Tuesday, May 5, 2009

Museums and the Pleasure Principle

I am just back from the annual meeting of the American Association of Museums (AAM) and full of good ideas and practical advice for how to make museums more central and more effective. But I’m also, as always, troubled by a nagging doubt: do we, as museum professionals take ourselves and our mandate too seriously? In our struggle to make our faltering institutions viable do we overstate the case for museums’ importance? And do the expectations that we set up when we are advocating and fundraising, that museums will solve society’s ills, ultimately come back to haunt us when the smaller and less important of us find it hard to spout those impressive economic impact figures garnered by our larger sister institutions?
As a museum educator I have always found silliness, irreverence and play to be important tools in engaging people with art. As a passionate participant in museums I have always found pleasure to be the guiding principle for evaluating a quality museum experience: the kind of pleasure that makes your heart race when you see relationships you find hard to name, or learn something new, or make meaningful contact and conversation with someone or something as a result of being in a setting apart from everyday life.
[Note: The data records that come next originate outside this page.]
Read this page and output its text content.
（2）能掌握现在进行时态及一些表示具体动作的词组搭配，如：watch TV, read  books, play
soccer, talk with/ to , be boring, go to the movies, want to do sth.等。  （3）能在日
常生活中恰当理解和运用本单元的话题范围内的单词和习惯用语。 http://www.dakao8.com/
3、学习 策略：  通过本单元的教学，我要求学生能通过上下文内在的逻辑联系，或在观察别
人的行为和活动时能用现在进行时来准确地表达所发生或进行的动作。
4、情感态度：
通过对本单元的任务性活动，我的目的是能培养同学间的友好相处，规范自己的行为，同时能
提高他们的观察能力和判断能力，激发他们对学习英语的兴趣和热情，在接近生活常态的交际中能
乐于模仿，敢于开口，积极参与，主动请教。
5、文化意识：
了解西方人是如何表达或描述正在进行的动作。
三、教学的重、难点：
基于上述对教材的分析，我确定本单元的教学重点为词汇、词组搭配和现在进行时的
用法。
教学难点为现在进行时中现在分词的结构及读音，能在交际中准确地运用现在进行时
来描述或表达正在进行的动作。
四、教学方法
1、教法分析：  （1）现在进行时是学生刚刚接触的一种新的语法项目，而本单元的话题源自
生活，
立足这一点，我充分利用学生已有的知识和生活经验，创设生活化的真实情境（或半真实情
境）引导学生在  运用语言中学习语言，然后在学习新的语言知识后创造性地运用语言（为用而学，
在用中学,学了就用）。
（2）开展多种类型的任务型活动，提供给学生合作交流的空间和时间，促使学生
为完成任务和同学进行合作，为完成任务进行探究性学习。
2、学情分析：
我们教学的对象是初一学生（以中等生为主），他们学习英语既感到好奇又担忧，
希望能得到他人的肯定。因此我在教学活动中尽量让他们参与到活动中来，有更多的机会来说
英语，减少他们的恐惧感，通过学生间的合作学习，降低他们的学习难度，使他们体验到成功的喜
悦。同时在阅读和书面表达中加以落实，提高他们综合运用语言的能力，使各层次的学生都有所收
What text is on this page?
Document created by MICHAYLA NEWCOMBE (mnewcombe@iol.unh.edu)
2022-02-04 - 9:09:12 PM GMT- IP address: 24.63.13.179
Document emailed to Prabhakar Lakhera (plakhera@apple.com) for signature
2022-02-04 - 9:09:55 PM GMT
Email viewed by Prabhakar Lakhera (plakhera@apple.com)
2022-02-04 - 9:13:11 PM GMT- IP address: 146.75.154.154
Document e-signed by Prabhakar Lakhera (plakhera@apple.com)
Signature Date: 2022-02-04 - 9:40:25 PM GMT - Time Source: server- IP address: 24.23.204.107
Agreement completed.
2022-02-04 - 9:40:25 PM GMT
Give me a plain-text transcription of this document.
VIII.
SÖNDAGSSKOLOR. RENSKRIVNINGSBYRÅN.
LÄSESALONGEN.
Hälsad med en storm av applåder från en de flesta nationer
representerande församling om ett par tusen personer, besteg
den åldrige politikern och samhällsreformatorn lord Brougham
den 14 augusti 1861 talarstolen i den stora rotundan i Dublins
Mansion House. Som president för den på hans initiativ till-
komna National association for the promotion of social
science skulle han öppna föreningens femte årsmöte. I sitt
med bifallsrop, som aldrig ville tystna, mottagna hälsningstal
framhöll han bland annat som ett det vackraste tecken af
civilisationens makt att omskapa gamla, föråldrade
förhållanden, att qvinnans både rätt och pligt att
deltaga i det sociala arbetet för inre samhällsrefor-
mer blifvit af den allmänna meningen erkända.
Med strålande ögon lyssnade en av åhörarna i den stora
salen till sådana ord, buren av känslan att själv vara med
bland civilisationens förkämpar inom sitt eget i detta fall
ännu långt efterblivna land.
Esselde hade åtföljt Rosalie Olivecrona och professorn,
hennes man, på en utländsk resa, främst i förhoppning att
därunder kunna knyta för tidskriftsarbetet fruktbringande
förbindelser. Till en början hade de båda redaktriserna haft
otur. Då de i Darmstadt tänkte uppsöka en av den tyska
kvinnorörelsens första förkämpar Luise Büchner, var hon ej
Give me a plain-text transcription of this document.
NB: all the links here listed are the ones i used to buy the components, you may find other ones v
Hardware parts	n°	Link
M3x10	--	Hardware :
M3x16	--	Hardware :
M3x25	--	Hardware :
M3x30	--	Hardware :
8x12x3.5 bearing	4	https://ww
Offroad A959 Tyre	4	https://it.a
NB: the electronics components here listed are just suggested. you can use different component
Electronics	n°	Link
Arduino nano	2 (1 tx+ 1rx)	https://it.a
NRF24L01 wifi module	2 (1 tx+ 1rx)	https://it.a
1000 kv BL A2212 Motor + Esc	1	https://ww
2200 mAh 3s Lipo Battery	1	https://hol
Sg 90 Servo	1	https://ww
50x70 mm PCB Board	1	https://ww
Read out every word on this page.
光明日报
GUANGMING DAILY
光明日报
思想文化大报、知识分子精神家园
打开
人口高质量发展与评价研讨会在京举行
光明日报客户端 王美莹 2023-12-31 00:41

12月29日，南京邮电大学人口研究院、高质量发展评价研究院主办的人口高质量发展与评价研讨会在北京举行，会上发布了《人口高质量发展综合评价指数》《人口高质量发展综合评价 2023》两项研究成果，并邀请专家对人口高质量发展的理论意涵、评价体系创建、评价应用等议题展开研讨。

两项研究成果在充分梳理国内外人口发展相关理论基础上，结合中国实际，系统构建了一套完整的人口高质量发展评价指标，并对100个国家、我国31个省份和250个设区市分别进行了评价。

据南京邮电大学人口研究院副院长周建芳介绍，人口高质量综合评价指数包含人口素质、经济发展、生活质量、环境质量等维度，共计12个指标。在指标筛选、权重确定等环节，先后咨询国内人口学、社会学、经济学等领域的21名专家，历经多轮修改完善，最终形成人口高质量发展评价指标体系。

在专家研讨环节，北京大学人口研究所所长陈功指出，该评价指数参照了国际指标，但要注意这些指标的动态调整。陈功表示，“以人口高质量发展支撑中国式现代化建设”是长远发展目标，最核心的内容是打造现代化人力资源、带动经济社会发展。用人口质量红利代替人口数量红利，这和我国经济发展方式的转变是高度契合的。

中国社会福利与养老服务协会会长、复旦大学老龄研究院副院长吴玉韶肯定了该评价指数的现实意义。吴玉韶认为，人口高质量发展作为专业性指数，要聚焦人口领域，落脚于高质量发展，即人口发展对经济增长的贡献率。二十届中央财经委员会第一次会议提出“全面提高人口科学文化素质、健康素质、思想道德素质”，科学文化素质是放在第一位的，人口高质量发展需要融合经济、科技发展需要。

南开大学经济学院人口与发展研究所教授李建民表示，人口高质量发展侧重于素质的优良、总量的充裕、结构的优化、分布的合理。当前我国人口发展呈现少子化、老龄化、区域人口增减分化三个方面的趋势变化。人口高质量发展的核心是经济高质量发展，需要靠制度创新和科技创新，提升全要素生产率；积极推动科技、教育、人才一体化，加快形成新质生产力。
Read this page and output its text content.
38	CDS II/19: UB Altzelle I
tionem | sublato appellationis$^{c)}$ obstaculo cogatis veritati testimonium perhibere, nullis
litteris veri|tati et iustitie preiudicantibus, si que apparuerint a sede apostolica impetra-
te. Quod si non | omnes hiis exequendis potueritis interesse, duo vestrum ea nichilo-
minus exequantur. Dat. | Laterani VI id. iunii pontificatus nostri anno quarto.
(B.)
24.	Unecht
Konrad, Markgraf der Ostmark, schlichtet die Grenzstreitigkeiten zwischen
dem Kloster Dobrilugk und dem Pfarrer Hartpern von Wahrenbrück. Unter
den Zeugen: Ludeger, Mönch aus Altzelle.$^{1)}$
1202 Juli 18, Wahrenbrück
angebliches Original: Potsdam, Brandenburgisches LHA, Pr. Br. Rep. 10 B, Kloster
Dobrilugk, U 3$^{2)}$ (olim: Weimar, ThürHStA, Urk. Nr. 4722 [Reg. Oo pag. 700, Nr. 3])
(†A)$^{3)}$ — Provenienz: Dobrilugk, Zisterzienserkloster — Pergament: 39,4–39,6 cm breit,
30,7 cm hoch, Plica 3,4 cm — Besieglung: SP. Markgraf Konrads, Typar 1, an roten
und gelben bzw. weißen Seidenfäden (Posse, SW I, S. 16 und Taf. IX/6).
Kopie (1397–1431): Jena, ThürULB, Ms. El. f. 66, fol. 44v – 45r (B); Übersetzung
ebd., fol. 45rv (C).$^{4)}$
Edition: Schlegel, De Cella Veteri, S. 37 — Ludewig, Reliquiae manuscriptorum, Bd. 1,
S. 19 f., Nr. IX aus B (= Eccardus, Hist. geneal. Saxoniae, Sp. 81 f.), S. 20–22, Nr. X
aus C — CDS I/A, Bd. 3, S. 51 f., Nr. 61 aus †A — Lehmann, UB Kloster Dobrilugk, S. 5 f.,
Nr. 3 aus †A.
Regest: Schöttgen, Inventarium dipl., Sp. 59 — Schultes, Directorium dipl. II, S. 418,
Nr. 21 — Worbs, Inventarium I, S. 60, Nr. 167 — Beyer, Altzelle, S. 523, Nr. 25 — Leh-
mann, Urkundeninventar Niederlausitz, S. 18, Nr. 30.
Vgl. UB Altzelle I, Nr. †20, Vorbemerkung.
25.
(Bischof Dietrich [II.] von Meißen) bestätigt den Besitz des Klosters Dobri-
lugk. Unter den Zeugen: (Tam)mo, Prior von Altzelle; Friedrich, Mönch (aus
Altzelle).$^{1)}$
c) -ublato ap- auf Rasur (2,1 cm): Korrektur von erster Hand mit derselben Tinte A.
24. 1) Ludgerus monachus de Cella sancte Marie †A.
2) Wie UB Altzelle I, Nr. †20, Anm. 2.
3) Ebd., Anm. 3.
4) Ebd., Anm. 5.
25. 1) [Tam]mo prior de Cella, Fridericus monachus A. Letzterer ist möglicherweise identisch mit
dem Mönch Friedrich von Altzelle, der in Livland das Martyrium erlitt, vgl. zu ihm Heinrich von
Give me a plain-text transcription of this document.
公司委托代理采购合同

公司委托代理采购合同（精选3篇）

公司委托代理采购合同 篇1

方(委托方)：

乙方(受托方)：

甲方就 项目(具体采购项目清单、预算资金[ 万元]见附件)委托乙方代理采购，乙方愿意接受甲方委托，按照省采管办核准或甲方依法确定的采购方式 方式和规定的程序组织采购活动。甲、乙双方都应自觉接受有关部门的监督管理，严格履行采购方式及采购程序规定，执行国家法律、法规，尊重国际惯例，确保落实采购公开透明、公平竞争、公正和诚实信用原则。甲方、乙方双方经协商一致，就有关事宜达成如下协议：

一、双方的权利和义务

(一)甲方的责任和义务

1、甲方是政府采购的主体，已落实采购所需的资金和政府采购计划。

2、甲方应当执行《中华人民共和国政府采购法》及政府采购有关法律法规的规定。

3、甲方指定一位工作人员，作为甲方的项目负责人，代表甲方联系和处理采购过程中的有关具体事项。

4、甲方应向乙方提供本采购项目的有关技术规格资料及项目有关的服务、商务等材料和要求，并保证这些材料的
I cherish the pleasure that I felt in going through the brilliant Cézanne and Beyond exhibition at the Philadelphia Museum of Art, the pleasure of discovery and surprise.
Why do we find it hard to talk about this kind of pleasure as the core museum experience? It is indeed the kind of pleasure that connects people to people and to their own deeply human creative selves. It is not the cheap -thrills-pleasure of mass market entertainment. I think we all know it, and I think it is what keeps us working in this profession. But we have not quite figured out how to put it out there in a credible way in a society that has forgotten that learning is fun and that creative, inquisitive, irreverent human beings can nudge us out of the rigidities that cause conflict and distress. And perhaps the reason that we have not quite figured that out is that we, ourselves, as museum professionals, forget to—or perhaps are afraid to—use the pleasure principle to guide us in our work.

1 comment:

  1. So right. So much is not worth it without those spashes of the ridiculous.